En outre, les auteurs de l'œuvre première sont assimilés aux auteurs de l'œuvre nouvelle, lorsque l'œuvre audiovisuelle est tirée d'une œuvre ou d'un scénario préexistants encore protégés. Ainsi, le ou les auteurs de l'œuvre jouée et captée peuvent être considérés comme coauteurs de l'œuvre audiovisuelle, peu importe que l'auteur de l'œuvre première (le texte, la chorégraphie, la musique, etc.) ait ou non pris part à la réalisation du spectacle vivant ou de la captation.

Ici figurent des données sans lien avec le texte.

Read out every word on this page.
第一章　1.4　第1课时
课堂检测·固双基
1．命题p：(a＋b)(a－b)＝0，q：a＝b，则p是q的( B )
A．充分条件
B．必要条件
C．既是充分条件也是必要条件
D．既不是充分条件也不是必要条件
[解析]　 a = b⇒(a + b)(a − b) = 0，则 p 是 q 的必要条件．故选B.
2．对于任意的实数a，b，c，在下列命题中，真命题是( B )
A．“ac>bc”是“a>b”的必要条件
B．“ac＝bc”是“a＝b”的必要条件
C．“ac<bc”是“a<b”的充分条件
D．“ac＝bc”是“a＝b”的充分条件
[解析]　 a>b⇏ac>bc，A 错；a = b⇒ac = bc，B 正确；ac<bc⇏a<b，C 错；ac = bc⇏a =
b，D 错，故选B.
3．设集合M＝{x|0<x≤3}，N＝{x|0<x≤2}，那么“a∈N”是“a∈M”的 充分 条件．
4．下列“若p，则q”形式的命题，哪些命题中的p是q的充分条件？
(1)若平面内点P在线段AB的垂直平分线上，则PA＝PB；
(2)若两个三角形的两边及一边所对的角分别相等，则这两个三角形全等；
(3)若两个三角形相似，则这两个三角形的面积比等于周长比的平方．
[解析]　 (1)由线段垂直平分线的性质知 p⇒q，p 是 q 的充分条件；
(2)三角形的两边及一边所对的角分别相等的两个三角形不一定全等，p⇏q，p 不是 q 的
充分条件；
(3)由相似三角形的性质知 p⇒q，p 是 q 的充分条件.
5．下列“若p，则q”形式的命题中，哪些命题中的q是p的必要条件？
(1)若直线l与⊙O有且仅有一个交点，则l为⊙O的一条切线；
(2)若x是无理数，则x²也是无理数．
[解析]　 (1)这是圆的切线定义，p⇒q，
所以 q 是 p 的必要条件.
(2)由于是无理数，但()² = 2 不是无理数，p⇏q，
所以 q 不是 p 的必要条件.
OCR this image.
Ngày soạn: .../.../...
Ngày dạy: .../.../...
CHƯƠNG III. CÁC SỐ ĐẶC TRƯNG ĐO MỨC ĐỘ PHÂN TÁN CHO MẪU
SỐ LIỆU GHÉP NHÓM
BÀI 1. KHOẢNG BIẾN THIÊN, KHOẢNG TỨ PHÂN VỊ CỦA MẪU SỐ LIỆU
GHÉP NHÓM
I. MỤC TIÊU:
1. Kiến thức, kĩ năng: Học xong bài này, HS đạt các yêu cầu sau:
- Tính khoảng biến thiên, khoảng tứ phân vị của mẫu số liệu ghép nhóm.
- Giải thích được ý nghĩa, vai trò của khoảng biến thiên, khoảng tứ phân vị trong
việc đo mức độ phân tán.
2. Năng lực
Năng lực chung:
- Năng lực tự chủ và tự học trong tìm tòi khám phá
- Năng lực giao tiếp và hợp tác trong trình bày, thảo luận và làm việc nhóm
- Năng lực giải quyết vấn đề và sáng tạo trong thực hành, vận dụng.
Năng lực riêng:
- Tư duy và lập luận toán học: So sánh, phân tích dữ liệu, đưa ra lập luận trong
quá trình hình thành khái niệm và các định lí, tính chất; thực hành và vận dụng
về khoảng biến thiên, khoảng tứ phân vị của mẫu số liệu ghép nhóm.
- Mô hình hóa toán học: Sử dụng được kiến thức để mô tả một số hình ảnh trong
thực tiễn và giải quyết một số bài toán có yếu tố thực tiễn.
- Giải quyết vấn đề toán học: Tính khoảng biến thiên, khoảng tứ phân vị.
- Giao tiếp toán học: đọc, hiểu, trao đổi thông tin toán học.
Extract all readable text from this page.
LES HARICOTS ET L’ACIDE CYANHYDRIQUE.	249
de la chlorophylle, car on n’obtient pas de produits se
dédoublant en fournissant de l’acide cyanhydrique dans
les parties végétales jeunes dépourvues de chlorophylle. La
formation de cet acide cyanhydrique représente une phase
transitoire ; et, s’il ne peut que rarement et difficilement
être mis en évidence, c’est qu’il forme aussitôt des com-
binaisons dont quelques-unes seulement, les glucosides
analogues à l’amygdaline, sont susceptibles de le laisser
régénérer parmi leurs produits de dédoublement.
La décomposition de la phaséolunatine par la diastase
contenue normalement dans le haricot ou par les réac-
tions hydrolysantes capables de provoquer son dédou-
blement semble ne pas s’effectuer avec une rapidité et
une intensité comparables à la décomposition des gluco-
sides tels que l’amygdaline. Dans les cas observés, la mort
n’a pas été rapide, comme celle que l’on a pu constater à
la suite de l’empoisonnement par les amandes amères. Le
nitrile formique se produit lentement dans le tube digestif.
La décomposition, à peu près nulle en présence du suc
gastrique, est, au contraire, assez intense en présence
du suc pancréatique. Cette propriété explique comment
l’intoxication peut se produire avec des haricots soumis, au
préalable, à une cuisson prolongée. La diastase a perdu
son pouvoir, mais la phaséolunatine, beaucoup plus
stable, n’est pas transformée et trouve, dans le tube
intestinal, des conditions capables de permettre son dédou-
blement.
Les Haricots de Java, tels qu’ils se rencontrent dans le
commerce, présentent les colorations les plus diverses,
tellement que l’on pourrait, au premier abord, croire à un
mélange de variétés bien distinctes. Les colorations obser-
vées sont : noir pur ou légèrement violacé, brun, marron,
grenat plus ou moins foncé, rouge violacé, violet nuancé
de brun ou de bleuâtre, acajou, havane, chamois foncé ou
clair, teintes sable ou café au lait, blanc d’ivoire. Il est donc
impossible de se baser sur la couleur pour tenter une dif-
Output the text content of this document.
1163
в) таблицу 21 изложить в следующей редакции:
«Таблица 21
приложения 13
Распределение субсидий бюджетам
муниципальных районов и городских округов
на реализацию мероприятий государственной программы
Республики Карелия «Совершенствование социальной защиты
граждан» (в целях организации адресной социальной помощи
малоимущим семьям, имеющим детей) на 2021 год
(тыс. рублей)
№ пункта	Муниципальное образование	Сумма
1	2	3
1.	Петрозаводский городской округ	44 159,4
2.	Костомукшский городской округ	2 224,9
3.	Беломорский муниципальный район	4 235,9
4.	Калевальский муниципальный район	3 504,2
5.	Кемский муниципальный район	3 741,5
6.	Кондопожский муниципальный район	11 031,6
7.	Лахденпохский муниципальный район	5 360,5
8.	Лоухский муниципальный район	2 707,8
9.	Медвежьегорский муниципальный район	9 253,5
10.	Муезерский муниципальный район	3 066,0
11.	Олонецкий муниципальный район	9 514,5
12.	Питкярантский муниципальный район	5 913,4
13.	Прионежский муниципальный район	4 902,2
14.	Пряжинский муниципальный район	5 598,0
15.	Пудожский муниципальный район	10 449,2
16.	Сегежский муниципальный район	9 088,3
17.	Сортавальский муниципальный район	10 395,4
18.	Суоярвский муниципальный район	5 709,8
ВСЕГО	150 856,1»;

La durée de la protection des droits patrimoniaux de l'œuvre audiovisuelle (70 ans) démarre l’année civile du décès du dernier des collaborateurs suivants : l'auteur du scénario, l'auteur du texte parlé, l'auteur des compositions musicales avec ou sans paroles spécialement réalisées pour l'œuvre, le réalisateur principal.
La somme globale destinée à rémunérer les différents coauteurs est calculée en fonction de l’exploitation de la captation (exemple : les droits issus de la télédiffusion d’une œuvre appartenant au répertoire de la SACD sont calculés selon des règles spécifiques prenant en compte la durée de la captation, la chaîne de télévision, le nombre et les horaires de diffusion) puis répartis entre les différents auteurs selon des clés de répartition.